Gettin weird in Valerian.

The fatal flaw however, is that the satire is just not there unless you are specifically looking for it and thus, many viewers may be turned off.  At one point Besson attempts to endearingly introduce a shape-shifting sex worker, but hastily sidesteps the emotional complications in favor of effects wizardry, echoing the unevenness that runs throughout.  Alexandre Desplat’s resilient score is the equalizer, deftly balancing Besson’s off kilter humor with a sense of grandeur that encapsulates Valerian’s lofty goals.    

Thierry Arbogast's cinematography captures the digital voodoo and human participants with vivid shots of alien locales and looming spaceships.  The action is adequate, but not inventive, and yet somehow manages to keep the viewer enthralled thanks to Arbogast's quicksilver control and this is the saving grace.  Valerian is a universe full of ideas and possibilities and it would have been easy to focus on the insanity of the scope, rather than Besson's central story of predictable intrigue, and it works by saturating the basic plot with unreal components of extraterrestrial customs and inter-dimensional destinies.  However, as the overlong runtime grinds towards its inevitable conclusion, the visceral jackhammer of the first act is slowly forgotten and the usual fun of a Besson film is weighed down by the repetitive flash.  Valerian is a movie that desperately wants to be something, and yet, can never settle upon what that thing is, let alone take enough time to have fun with itself.  

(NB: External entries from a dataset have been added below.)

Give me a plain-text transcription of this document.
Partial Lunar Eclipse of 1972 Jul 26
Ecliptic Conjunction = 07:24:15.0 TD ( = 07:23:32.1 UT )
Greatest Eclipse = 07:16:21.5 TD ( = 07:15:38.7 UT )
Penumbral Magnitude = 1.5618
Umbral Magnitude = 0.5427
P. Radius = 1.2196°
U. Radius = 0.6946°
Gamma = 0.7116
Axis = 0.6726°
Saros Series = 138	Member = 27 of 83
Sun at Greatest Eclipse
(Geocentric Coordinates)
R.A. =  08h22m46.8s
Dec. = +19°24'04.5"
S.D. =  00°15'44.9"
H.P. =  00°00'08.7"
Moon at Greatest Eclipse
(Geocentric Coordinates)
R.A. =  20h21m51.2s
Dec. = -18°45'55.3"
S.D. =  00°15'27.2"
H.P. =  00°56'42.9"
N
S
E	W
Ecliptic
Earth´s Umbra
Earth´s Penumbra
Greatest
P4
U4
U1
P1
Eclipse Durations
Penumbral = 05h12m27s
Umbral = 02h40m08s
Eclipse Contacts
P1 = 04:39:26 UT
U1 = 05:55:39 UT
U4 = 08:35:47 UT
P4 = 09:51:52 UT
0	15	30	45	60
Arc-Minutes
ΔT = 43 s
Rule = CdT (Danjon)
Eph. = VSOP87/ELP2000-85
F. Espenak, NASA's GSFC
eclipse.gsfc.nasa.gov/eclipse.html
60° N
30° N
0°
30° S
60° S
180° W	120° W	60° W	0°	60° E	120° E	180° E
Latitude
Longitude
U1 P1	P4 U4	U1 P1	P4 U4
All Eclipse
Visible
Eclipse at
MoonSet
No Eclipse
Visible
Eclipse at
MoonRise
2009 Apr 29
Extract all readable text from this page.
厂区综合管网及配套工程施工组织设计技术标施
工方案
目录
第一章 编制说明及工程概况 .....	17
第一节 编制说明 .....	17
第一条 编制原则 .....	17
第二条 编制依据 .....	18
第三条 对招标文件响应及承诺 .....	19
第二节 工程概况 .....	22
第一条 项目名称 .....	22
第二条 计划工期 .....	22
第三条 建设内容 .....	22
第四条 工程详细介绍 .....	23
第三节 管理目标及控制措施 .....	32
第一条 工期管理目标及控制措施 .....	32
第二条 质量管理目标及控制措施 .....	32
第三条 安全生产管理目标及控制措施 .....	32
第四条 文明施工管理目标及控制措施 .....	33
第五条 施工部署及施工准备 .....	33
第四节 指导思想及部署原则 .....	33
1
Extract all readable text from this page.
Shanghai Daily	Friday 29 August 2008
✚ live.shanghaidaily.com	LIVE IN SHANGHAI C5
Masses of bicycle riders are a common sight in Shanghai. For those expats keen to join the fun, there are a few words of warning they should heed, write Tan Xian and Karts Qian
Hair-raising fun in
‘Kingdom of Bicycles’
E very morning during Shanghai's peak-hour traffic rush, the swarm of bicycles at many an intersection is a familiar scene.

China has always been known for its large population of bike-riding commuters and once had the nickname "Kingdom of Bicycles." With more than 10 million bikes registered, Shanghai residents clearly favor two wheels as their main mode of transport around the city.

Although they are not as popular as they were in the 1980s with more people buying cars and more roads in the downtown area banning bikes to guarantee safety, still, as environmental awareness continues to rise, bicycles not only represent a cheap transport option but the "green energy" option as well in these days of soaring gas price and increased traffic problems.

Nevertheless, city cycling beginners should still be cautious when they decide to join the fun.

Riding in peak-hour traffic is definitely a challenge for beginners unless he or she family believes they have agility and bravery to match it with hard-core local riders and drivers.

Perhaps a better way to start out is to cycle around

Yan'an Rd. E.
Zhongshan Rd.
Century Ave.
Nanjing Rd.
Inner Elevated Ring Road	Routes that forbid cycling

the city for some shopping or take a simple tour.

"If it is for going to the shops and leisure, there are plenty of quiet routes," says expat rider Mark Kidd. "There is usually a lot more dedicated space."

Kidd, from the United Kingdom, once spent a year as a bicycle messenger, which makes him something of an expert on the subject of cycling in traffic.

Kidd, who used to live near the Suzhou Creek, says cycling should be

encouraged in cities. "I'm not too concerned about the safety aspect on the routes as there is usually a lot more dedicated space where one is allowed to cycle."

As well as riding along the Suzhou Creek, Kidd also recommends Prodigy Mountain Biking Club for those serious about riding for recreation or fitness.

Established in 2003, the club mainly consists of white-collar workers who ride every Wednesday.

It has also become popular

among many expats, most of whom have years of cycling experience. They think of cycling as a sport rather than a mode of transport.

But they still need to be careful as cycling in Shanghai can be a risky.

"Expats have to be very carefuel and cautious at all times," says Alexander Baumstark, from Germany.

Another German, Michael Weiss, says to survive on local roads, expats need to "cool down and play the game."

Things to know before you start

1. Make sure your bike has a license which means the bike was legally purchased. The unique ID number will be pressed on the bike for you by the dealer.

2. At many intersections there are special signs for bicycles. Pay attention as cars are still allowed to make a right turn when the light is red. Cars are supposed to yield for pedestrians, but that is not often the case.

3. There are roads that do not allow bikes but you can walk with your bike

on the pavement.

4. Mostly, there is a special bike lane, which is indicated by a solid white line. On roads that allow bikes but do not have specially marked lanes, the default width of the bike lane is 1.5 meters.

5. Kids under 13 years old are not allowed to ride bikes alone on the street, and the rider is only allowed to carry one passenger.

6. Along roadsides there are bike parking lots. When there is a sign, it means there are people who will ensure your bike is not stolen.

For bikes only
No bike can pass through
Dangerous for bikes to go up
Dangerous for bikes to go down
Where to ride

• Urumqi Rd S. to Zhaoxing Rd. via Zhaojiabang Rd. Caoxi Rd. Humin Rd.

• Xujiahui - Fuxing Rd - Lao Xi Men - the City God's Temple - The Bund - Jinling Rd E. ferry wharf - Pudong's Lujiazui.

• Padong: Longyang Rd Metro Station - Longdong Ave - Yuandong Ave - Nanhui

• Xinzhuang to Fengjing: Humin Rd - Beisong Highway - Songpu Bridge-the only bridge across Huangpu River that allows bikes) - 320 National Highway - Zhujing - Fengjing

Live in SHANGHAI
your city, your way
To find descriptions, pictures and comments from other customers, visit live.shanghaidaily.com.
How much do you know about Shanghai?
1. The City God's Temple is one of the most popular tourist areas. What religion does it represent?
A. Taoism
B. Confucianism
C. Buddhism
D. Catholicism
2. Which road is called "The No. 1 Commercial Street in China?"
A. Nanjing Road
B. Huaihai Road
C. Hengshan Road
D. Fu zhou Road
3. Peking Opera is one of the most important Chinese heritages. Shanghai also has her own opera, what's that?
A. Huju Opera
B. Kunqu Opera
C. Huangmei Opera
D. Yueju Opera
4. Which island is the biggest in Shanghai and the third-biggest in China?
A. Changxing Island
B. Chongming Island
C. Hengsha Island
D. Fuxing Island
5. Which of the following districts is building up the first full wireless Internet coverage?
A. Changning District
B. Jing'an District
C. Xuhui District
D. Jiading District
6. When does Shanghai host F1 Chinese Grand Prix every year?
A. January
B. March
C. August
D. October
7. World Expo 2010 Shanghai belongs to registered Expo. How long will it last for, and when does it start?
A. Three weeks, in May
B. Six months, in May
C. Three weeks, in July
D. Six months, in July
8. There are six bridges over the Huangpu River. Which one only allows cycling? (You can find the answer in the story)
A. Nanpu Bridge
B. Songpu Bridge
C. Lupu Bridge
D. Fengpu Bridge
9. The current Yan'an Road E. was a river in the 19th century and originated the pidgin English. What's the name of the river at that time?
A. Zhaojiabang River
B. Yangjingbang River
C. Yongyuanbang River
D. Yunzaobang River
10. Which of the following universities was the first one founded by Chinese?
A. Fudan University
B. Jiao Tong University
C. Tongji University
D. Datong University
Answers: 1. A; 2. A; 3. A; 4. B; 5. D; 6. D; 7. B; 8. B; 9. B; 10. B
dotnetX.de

In theaters now, Valerian and the City of a Thousand Planets is being hailed as the biggest independent box office bomb in history.  Currently, it has earned 54 million against its 177 plus million dollar budget.  There are many who feel the decision to release against Nolan's Dunkirk is to blame, but adding both pictures’ debut numbers together is nowhere close enough to topple a stone cold blockbuster’s debut.  The truth is most likely somewhere in between.  Divisive critical reactions, hit or miss humor, and basic storytelling all contribute to the underwhelming feeling that Valerian leaves in its wake.  Regardless, the visuals are indeed worth the price of admission.  In an era of reboots and sequels, there are artists out there trying different things with the medium.  While the bulk of these are indeed disasters, some of these efforts yield classic entries that not only change the game forever, but also become lauded cult gems in the years to follow.  Valerian is most likely somewhere in between.